3 Numbers: Will The U.S. Yield Curve Continue To Flatten?

 | Jun 19, 2017 06:16AM ET

  • The benchmark 10-year Treasury yield fell last week despite another Fed rate hike
  • The Reuters Tankan Index should reaffirm the outlook for a recovery for Japan
  • Japan’s third-longest postwar expansion could become its second-longest
  • The Mexican peso reached a 13-month high against the US dollar last week
  • Softer inflation data seems to be weighing on the US 10-year Treasury yield, despite last week’s decision by the USD/MXN will remain topical as the Mexican peso’s strong recovery this year against the US dollar rolls on.

    US: 10-Year yield: The Fed explained last week’s rate hike as a decision grounded in upbeat economic expectations. But the benchmark 10-year Treasury isn’t convinced.
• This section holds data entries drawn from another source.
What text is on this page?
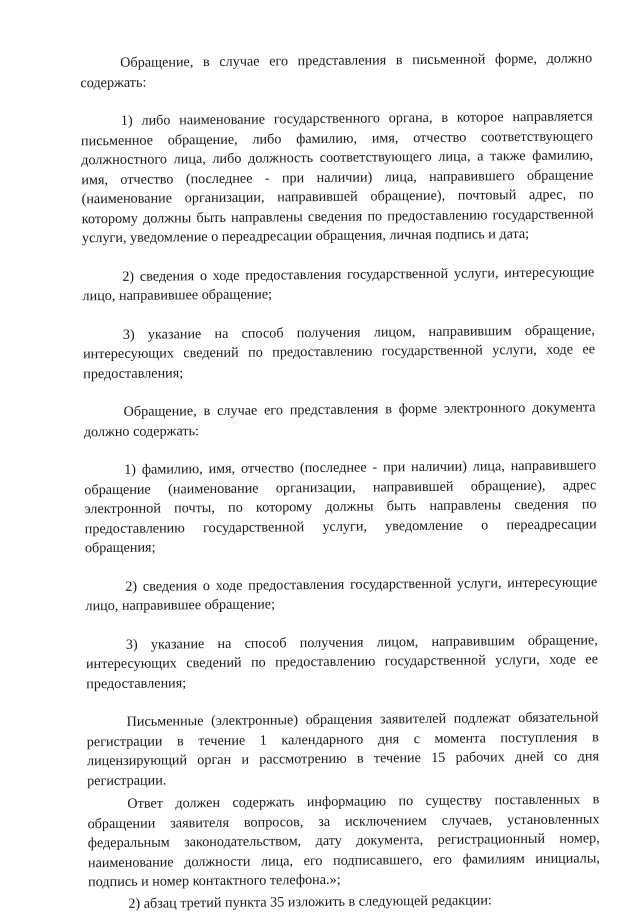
Обращение, в случае его представления в письменной форме, должно содержать:

1) либо наименование государственного органа, в которое направляется письменное обращение, либо фамилию, имя, отчество соответствующего должностного лица, либо должность соответствующего лица, а также фамилию, имя, отчество (последнее - при наличии) лица, направившего обращение (наименование организации, направившей обращение), почтовый адрес, по которому должны быть направлены сведения по предоставлению государственной услуги, уведомление о переадресации обращения, личная подпись и дата;

2) сведения о ходе предоставления государственной услуги, интересующие лицо, направившее обращение;

3) указание на способ получения лицом, направившим обращение, интересующих сведений по предоставлению государственной услуги, ходе ее предоставления;

Обращение, в случае его представления в форме электронного документа должно содержать:

1) фамилию, имя, отчество (последнее - при наличии) лица, направившего обращение (наименование организации, направившей обращение), адрес электронной почты, по которому должны быть направлены сведения по предоставлению государственной услуги, уведомление о переадресации обращения;

2) сведения о ходе предоставления государственной услуги, интересующие лицо, направившее обращение;

3) указание на способ получения лицом, направившим обращение, интересующих сведений по предоставлению государственной услуги, ходе ее предоставления;

Письменные (электронные) обращения заявителей подлежат обязательной регистрации в течение 1 календарного дня с момента поступления в лицензирующий орган и рассмотрению в течение 15 рабочих дней со дня регистрации.

Ответ должен содержать информацию по существу поставленных в обращении заявителя вопросов, за исключением случаев, установленных федеральным законодательством, дату документа, регистрационный номер, наименование должности лица, его подписавшего, его фамилиям инициалы, подпись и номер контактного телефона.»;

2) абзац третий пункта 35 изложить в следующей редакции:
    Thanks to the central bank, the short end of the yield curve remains at or near the highest levels since the recession ended in mid-2009. The long end of the curve, by contrast, remains relatively depressed. As a result, the yield curve has become increasingly flat this year.

    At last week’s close, the 10-year/two-year spread, for instance, settled at 84 basis points, close to a seven-month low. The relatively thin spread suggests that the Treasury market is expecting slow-to-modest growth and softer-than-expected inflation. If the spread inverts at some point and the two-year yield exceeds the 10-year rate, that would be a signal that the crowd’s pricing in elevated odds of a recession.

    Economic growth is still the likely path for the near term, but the crowd has turned cautious, according to Treasuries. Will the wary sentiment continue to squeeze the yield spread? The economic schedule is light this week and so yields may stick to a narrow range in the days ahead until economic data gives the market new guidance.

    Meantime, traders will continue to digest the Fed’s decision to raise rates despite the recent slowdown in inflation. The annual pace of consumer price inflation in May fell below the Fed’s 2% target for the first time in six months. According to some analysts, that’s a recipe for an even flatter curve.

    “The fact that the Fed is tightening against the backdrop of slowing inflation implies that the market continues to price in policy error,” the head of US rates strategy at Citigroup advised last week.